The English will do anything to become Sir Someone or Lord Something and Mrs May understands the vanity of the anti-Europeans better than they do themselves.
The panjandrums of Brussels tear out their hair as they wait for any initiative from the UK’s prime minister. She tells fellow prime ministers she meets to “read my speeches” when they ask her what she wants from Brexit.

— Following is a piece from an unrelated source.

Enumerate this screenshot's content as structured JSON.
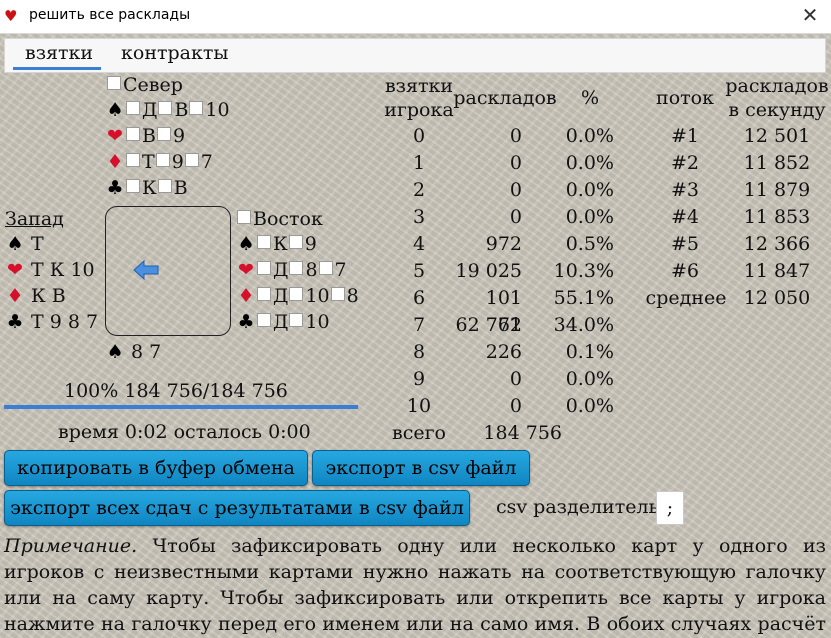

But her trio of Brexit speeches from Lancaster to Mansion House via Florence are a long list of aspirations to delay the moment when she has to make a final decision to go for an all-out rupture with Europe and accept the consequences of major damage to trade, foreign direct investment, UK global standing and, not least, put at risk the 21st century peace in Northern Ireland.
Instead, she could do what she is best at, delaying, asking for a transition period, suggesting a prolongation of the transition period and opening the vista of Brexiternity well into the next decade.
Fabius the Delayer would be smiling down at seeing his tactics that saw off the Carthaginian Brexiters being deployed today on the political battlefield in Westminster and Brussels.
Mrs May’s Fabian tactics have confused the Labour leadership, which is totally in the grip of anti-Fabian Marxist-trained hardline socialists who also dislike the endless compromises and kicking the can down the road – a tactic beloved by the Eurocrats who all prefer to delay than take a decision.
Will Labour leader Jeremy Corbyn embrace Fabianism and refuse to give battle and let Mrs May survive to fight another day? Two years after the referendum and its revolutionary victory for ardent Brexiters, their dreams of easy conquest like those of Hannibal are being defeated by the tactics of delay, delay, delay.